The teacher's dream: his own private broom cupboard
My colleagues imagine ownership of what is in fact school property. Of course, you're nobody in the pecking order if you haven't requisitioned a broom cupboard as your personal office. And if you haven't got one, then you'd better start offering bribes to share with someone, as if you were bidding to host a World Cup.
Teachers will resort to sabotage and hiring creative architects just to get somewhere to hide from the deputy principal (that peculiar lackey whose only 'friend' is the principal) where they can take a snort of Jameson in private before having to face the second years.
Some of my colleagues have up till now kept the whereabouts of their oubliette secret just to avoid that unwelcome knock on the staff-room door.
There is always a teacher who, pausing from drinking his tea, hisses: "Who the hell is that? I thought we were granted the right of sanctuary in this place?" and there is another who simply shouts "f- off!" at the door.
Yes, kids, you might have a crushing headache and need to get permission from Mr Shine to go home early, you might even track him down during the 11 o'clock break and, sure, you actually believe that you can see him over there in the corner drinking out of that Liverpool mug that no one in their right senses would touch, but the teacher who has opened the door knows the code of behaviour.

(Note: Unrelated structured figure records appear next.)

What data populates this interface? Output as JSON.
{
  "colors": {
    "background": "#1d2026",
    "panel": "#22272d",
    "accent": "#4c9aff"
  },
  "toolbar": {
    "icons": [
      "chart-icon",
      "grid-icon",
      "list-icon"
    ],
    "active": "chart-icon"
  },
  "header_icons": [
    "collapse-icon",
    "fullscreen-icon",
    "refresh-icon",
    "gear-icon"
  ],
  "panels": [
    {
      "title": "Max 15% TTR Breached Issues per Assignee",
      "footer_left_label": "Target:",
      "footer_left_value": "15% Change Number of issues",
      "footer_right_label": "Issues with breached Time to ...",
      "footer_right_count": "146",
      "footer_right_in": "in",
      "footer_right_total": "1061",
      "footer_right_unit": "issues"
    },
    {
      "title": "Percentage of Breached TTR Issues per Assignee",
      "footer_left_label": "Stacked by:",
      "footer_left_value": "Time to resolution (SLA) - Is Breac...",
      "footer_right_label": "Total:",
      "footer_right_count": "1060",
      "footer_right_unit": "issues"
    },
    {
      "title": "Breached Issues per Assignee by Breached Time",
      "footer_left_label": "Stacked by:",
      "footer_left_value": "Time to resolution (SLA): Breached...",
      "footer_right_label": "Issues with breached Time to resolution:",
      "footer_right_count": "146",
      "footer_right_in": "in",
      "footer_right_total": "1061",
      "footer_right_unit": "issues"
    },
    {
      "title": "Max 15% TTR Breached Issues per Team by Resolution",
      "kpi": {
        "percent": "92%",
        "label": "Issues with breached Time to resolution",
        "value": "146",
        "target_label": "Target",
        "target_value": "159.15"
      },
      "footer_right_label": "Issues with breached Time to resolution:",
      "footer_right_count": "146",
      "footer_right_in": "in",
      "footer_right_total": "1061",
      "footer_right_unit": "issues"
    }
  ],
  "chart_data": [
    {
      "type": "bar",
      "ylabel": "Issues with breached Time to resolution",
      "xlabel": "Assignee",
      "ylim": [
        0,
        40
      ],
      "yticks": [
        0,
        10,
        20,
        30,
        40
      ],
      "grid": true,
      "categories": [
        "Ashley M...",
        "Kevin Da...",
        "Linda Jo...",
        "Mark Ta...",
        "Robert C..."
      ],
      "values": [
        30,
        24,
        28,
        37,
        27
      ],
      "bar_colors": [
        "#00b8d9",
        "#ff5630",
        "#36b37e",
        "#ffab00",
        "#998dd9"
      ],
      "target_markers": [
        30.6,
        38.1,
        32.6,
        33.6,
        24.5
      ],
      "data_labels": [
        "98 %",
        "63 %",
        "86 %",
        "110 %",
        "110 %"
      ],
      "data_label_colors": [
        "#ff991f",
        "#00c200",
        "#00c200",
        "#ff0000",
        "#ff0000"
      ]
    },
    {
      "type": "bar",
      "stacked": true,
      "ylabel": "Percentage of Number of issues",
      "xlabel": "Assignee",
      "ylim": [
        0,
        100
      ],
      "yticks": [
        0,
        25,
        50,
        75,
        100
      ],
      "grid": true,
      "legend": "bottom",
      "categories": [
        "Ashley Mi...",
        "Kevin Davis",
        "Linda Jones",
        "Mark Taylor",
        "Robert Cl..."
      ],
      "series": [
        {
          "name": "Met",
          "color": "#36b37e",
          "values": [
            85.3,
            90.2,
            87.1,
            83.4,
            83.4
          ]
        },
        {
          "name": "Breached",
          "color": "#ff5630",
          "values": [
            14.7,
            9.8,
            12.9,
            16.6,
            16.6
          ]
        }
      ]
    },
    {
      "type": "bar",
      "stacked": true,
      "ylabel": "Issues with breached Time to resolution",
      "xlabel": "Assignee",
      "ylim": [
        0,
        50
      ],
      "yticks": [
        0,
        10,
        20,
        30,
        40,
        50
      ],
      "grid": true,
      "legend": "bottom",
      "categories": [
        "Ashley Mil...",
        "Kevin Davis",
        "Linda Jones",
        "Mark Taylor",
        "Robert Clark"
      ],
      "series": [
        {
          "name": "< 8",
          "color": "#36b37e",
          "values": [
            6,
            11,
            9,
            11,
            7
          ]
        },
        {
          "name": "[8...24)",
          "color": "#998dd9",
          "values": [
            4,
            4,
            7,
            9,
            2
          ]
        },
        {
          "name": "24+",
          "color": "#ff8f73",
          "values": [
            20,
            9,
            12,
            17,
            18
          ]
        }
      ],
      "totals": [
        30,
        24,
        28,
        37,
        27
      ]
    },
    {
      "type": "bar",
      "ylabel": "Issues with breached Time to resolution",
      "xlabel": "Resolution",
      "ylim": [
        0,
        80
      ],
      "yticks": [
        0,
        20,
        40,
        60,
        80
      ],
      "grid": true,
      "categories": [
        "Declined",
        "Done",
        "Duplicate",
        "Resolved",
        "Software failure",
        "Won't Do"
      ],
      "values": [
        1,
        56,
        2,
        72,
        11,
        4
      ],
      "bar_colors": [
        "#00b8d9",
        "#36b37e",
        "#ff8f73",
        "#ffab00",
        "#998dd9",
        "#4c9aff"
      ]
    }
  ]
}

He will blatantly lie and tell you that he's not there. He's probably doing yard supervision -- go on out and look for him and you know what, the fresh air will get rid of that headache. Slam.
If Mr Shine doesn't lobby hard or debase himself with another member of staff and get 'his' office, pupils will be able to track him, as easy as E-coli in a dodgy cucumber.
Once ensconced in his cave, he can make sure nobody else gets to use school property that he has purloined.
He's got the CD player from the language department, the filing cabinet stuffed with boxes of sought-after whiteboard markers, the laptops that were re-routed by the shady Windsor boys ('€50 will do, Sorr') on the way to the non-existent new students with special needs, and the DVD player that actually belongs to him because the principal wouldn't sign off on the €49.
It all starts low scale with pigeon holes. At the end of my first week, I noticed one labelled with the name of the priest who had done religion in my Dip class. Great, I thought to myself, I'll stick my teabags in there.
Suddenly I was surrounded by colleagues, with a snarling woodwork teacher at their head.
"That's not yours. You're not staying. That belongs to Father Feeley!" I looked up at his face, implausibly contorted with malice. Nobody was ready to defend me.
"Father Feeley's not coming back," I announced. "He might," snapped the Woodmaster.
"Unlikely," I replied. "I was at his wedding last weekend."